A delicious Thai-inspired rice noodle soup that is as delicious as it is beautiful! We use chicken, but tofu is an excellent vegan/vegetarian substitute.
Ingredients
  • Chicken:
  • 1 Tbsp (15 ml) coconut oil
  • 4 servings chicken, cut into bite-sized pieces, can be left-over or cooked while the soup is simmering
  • Soup
  • 1 tsp (5 ml) coconut oil
  • 3 cloves garlic, minced
  • 1 thumb-sized piece of fresh ginger, peeled, minced
  • 3 Tbsp (45 ml) Red Thai Curry paste
  • 2.5 cups (600 mL) chicken or vegetable broth
  • 1 red bell pepper, sliced thinly and halved
  • 1 can (400 ml) full-fat coconut milk (reduced fat will work, but less flavorful)
  • 2 Tbsp (30 ml) Gluten-free soy sauce or coconut aminos
  • 4 servings (~200 g) rice noodles, linguine style
  • 2 small heads bok choy, ends trimmed and washed, leaves halved (can substitute other greens)

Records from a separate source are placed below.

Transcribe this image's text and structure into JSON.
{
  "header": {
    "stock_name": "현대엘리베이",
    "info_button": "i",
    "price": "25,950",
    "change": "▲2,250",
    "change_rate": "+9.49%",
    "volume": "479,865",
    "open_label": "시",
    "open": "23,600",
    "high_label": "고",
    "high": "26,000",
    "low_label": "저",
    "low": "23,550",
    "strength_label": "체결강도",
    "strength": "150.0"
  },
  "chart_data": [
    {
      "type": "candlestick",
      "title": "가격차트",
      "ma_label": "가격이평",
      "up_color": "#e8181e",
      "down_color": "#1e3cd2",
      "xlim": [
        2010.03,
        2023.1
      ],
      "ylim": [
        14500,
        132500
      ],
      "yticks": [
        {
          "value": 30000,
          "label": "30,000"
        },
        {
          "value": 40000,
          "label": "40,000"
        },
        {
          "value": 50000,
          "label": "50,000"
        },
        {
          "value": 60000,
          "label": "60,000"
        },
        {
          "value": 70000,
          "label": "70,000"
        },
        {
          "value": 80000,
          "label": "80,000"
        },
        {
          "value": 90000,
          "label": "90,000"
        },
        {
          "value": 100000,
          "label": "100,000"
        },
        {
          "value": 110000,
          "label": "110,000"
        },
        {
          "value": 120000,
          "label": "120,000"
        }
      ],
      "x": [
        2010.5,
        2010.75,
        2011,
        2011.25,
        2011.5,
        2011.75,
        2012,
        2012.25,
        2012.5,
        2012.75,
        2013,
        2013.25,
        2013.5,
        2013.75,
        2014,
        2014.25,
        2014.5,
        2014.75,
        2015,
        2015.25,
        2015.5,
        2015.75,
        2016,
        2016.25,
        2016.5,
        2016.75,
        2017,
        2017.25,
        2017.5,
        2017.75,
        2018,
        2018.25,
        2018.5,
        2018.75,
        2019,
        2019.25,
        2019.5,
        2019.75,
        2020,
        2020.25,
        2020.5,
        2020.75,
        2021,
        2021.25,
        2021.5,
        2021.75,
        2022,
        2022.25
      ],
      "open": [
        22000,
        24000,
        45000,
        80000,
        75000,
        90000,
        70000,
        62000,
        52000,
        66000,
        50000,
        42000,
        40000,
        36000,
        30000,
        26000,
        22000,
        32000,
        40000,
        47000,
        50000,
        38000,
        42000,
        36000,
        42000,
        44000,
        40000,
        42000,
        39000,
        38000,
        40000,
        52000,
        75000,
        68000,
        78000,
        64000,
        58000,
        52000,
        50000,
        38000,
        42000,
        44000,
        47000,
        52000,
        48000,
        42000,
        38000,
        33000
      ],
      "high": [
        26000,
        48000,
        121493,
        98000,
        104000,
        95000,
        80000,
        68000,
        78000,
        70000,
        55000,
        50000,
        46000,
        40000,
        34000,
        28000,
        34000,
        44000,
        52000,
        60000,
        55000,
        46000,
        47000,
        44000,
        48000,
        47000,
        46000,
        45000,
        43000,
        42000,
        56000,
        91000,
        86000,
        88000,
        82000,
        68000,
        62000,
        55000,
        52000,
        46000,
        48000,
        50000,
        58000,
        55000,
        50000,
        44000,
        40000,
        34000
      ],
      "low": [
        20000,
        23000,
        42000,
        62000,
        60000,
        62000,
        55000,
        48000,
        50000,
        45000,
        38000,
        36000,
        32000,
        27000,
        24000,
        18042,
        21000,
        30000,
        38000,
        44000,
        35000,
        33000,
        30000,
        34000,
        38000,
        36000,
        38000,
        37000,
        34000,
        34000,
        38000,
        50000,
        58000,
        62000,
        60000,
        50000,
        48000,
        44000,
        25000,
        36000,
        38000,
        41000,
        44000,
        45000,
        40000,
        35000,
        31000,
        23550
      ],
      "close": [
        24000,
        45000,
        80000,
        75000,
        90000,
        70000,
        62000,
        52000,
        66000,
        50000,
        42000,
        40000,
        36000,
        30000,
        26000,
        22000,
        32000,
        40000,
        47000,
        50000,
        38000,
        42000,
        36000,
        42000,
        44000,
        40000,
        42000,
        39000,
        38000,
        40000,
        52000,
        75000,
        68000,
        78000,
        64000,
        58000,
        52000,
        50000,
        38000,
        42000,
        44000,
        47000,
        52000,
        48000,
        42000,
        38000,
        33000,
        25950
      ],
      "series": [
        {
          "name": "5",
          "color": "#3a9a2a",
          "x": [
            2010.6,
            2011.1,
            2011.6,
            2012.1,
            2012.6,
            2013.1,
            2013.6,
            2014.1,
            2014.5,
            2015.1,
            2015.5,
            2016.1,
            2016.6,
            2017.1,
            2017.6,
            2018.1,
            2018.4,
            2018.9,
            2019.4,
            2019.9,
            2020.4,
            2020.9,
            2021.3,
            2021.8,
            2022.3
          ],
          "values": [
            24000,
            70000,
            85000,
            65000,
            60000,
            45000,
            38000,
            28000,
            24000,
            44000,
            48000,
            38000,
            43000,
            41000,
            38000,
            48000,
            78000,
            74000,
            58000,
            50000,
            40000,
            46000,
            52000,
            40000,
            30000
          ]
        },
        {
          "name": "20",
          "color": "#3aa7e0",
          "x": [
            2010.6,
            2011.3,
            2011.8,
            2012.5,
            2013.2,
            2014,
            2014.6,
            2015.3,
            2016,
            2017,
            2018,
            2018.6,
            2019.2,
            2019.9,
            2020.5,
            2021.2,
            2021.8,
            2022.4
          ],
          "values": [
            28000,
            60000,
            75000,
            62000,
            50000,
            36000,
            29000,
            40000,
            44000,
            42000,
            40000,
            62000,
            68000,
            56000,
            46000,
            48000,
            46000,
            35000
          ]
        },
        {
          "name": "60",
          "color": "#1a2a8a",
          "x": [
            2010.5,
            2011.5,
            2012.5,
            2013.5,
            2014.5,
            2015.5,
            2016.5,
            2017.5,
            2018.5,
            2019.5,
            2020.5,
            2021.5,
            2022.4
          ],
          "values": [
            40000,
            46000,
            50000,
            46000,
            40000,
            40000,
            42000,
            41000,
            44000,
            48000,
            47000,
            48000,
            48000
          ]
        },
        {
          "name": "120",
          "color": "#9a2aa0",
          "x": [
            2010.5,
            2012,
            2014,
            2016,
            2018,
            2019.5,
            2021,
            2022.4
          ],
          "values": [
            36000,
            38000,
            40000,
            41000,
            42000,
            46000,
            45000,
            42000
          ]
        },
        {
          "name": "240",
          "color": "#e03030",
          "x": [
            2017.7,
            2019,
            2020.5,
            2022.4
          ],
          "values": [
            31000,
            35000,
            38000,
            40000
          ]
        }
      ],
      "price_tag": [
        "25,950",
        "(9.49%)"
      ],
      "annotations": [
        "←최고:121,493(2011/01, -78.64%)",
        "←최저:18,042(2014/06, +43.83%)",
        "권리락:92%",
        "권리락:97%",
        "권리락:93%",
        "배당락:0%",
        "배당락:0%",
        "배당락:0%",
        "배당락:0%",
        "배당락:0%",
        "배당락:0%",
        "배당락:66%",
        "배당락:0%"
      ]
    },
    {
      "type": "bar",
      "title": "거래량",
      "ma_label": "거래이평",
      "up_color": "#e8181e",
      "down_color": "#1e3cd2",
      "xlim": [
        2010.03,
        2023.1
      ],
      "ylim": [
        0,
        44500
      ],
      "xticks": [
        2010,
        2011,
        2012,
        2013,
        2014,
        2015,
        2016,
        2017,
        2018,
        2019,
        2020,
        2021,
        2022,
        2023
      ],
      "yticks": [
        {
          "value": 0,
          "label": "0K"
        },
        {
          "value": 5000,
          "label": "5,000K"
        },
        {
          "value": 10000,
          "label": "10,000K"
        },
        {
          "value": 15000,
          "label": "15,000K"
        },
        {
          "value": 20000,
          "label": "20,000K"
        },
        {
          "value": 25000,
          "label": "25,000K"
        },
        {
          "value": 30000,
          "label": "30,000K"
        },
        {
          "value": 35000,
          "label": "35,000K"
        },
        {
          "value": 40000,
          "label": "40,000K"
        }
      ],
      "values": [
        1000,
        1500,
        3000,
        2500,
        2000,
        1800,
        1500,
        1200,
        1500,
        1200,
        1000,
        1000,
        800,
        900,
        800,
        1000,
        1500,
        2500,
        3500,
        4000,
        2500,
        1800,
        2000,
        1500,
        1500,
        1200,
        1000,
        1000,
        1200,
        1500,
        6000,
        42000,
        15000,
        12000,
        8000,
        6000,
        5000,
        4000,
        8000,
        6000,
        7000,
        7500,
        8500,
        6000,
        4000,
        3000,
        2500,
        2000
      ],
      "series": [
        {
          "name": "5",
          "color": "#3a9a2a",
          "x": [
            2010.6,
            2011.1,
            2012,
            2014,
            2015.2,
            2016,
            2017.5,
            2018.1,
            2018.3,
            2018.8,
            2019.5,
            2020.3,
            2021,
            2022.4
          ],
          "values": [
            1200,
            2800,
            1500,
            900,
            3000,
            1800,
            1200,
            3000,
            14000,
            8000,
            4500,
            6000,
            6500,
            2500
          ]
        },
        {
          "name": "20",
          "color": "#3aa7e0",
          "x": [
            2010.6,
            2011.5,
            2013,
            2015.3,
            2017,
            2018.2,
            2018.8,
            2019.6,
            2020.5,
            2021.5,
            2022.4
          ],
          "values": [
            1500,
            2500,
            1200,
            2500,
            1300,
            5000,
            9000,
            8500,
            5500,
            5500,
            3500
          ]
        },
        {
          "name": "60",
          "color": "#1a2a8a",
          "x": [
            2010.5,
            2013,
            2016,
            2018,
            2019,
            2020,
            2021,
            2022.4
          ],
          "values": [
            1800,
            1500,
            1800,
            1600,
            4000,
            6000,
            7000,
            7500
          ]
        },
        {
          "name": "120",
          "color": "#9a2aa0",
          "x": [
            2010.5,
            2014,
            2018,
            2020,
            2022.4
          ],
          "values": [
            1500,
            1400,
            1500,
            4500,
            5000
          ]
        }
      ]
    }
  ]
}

  • Optional Toppings: Sliced green onions, fresh basil leaves, lime wedges, sambal hot sauce
Instructions
  1. If cooking chicken (or tofu): Add coconut oil to a pan on medium heat. When the oil is melted and evenly coats the pan, add chicken. Place a lid over the pan and allow it to cook. When the edges of the chicken pieces appear cooked, flip the pieces with a spatula or tongs. Continue to check until pieces are cooked through (about 5-7 minutes). Remove from heat and set aside.
  2. Meanwhile, in a large pot on medium heat, add coconut oil, garlic, and ginger. Cook until the garlic is just beginning to turn golden. Add red curry paste and cook for about 1 minute more, stirring constantly.
  3. Add broth, bell pepper, gluten-free soy sauce (or alternative). Allow to simmer for 5 minutes, then add the rice noodles, bok choy, and coconut milk. Allow to return to a simmer for 4-5 more minutes, until the noodles and greens are soft.
  4. Add chicken, optional toppings, and serve warm. Enjoy!
Notes
We recommend preparing all the vegetables first. Once you begin making the soup, the process moves quickly!
Make it your own:
Swap out the greens, add additional veggies, or make it vegan by frying tofu instead of chicken.
Cooking in a dorm or while traveling?
For a single serving, add 1 cup of broth, a dash of ginger and garlic powders, ½ Tbsp gluten-free soy sauce, a little less than 1 Tbsp Red Curry Paste to a glass jar with lid. Mix ingredients well by shaking and add 1 serving of rice noodles (use thin noodles like vermicelli). Microwave/heat until steaming. Add fresh spinach and a few splashes of canned coconut milk to taste. Add toppings. I would eat this soup with gluten-free canned chicken or with a hard-boiled egg on the side.